Now everyone is over Easter and the glut of ‘Hot Cross Buns’ I thought I would dust off an old chestnut ‘ Does a Yorkshire teacake contain currants?’ I am clear that a breadcake is plain usually flat and useful for lunchtime sarnies. A teacake can also be, sans dried fruit, made into a savoury sandwich but is lighter and more cakey than bready. Many’s the ‘Drip Teacake’ I ate from the Ivegate pork butchers in the 1960’s when I was training.
A currant teacake is just that, a simple teacake with some currants, nothing more nothing less. A fruit teacake can have all manner of bits and pieces including my favourite sultanas. Both make a brilliant toasted teacake with lashings of butter.
A couple of years ago the Dalesman ran a discussion group on the subject and some contributions can be found here.
Some good Yorkshire folk emigrated to Australia and in a book The Art Of Living In Australia”, by Philip E. Muskett. they remembered this old recipe
Yorkshire Tea Cakes
¾ lb. Flour….. 1½d.
1 Egg…… 1d
1½ gills Milk….. 1d.
1 tablespoonful Yeast ½d.
½ tablespoonful Sugar
1 oz. Butter….. 1d.
Total Cost – 5d. Time – One Hour and a Quarter.
Rub the butter and flour together, make a well in the centre, sprinkle in the sugar, and drop in the egg.
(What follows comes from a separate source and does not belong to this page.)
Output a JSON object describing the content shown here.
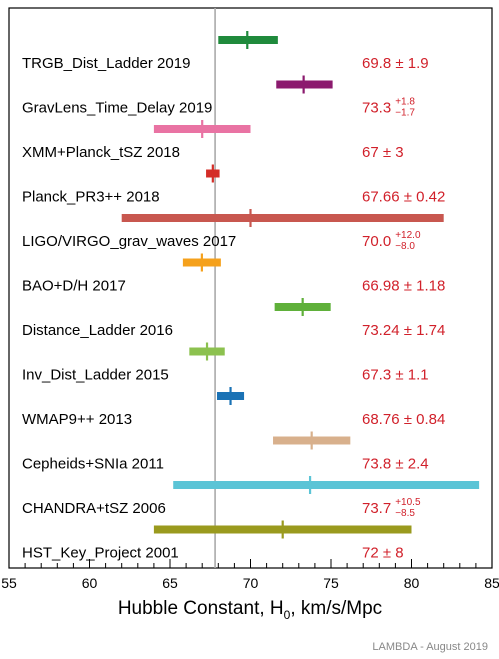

Mix the yeast and sugar in a basin, make the milk just tepid, and pour it over the yeast. Strain into the flour and egg and work into a light dough, divide into two parts. Rub a little butter over two small tins, and put one cake in each tin. Cover with thin paper, and stand the tins near the stove for an hour, or until they have risen to at least three times their original size; then bake in a quick oven for fifteen minutes. Serve either plain, or toasted and buttered.
The tasty picture with Yorkshire butter comes from Oh My Apple Pie!